Monty focuses his planting at Longmeadow to make pockets of seasonal scent
PHOTO: JASON INGRAM
“Good gardening creates mixtures of scent as carefully and deliberately as any perfumer”
Years ago, in the heady days of the 1980s, before the crash of 1988, we worked on developing a ‘Monty Don’ perfume that would sell alongside our jewellery. It never reached production, but the research was fun and extremely daunting. We wanted something delicious and irresistible, obviously, but defining these was both complex and ultimately subjective – one person’s ‘delicious’ might wrinkle another’s nose. I love, for example, the musky tang of imperial fritillaries, although many regard them as tainted with the reek of a fox marking its territory. Each to their scented own. With colours we learn an absolute standard, and even though the application of those standards can be fairly arbitrary, we have a good idea of what is meant by the word ‘red’ or ‘green’. But we nearly always describe a smell in terms of something else, as surprisingly few things have an identifiable smell. In the garden, pears do, as does box, tomatoes and freshly cut grass. But if we have to describe the smells to someone who has never experienced them, we immediately start to fumble inadequately.

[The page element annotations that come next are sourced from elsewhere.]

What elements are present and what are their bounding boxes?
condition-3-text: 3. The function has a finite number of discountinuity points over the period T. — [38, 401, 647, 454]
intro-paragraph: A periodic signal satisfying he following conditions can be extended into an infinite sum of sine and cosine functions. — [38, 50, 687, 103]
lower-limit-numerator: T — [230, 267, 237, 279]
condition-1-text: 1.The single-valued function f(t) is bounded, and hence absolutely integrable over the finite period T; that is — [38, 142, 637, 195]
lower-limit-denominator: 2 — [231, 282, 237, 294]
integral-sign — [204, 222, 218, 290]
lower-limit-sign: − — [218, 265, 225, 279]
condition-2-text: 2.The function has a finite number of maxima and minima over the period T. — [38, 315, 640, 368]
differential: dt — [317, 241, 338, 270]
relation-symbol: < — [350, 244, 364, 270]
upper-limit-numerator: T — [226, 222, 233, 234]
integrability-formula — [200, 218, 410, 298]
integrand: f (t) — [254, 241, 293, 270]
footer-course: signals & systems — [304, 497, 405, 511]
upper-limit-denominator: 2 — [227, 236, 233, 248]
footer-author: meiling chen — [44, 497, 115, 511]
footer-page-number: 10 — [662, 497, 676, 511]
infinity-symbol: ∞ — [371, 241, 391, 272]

Scent – however you enjoy it – is vital in any garden, and good gardening creates places of fragrance and mixtures of scent as carefully and deliberately as any perfumer. Put simply, we want uplifting, bright fragrances in the morning, to be stopped in our tracks during the day as we dip into the scented pool that stands around some plants, and to be seduced by heavier, more languid scents at night.
Focus on fragrance
If you design an area primarily for sitting in during the evening, it should be westfacing, sheltered, preferably with a stone or paved surface and, ideally, a brick or stone wall. These surfaces will hold the heat as the air cools, intensifying the scents as well as making it comfortable to sit out for longer. There is much to be said for focusing scent in certain parts of the garden – rather than just randomly dotting fragrance around. The most obvious way to do this is around a seat, on a patio or near a doorway into the garden, but it works well along an enclosed path so that you pass through a fragrant tunnel.
Choosing the palette of scents is mostly about selecting plants that will provide fragrance for as much of the year as possible rather than playing with the perfumer’s art of melding different plants to produce the perfume you like best – possible, but distinctly tricky. The first thing to do is to take stock of when and how you use the garden. If your custom is to stand outside drinking a final cup of tea before setting off for work in the morning, it makes sense to plant something that will smell at its best at that time. However, if you hardly go into the garden until you come home in the evening, it is sensible to choose plants that release their scent at night.
Flowers that are night-scented tend to be white or pale coloured, which increases their visibility, and they release their scent as the air cools. This adaptation reduces the competition to attract a pollinator and increases the chances of the pollinating insect moving on to another plant from the same family – both devices designed to improve the plant’s chances of evolutionary success. Plants that smell their very best at night include Nicotiana sylvestris, night scented stock, honeysuckles, and whiteflowering shrubs such as philadelphus, lilac, osmanthus and viburnum.
I particularly love foliage that releases its scent when touched, not least because this triggering of the fragrance means that you engage more directly with it rather than simply being a recipient. Scented-leaf pelargoniums have an astonishing range of smells, all mimicking other plants, such as Pelargonium tomentosum’s smell of peppermint or the pine scent of P. fragrans. Rosemary, mint, basil and lavender instantly smell when crushed, as do bay and citrus leaves. The scent of warm box leaves is strongly evocative for me; once you start to notice these things it is surprising how many plants have not just their own signature scent but also how meaningful it is for us in our own ways, tapping directly into our private memories.
Sow one packet of sweet peas for a garden full of scent in June
“There is much to be said for focusing scent in certain parts of the garden”
Honeysuckle is ideal up a wall or trellis by an evening seat. It is easy to grow and smells fruitily delicious. Lonicera periclymenum ‘Belgica’ is as lovely as it is ubiquitous. L. x americana has a distinct scent of cloves and L. japonica ‘Halliana’ is especially good for a shady, even north, wall.
Clematis armandii is the best scented of all clematis and the blossomy white flowers are carried among large evergreen leaves. The variety ‘Apple Blossom’, which has a pinkish cast to the flowers, has a strong vanilla scent. I find a little jasmine goes a long way, and is a fine climber to bathe the evening air with its heavy fragrance. Sweet peas can never smell too much but, alas, too many modern varieties smell far too little. Grow the grandiflora mixes or named varieties such as ‘Painted Lady’.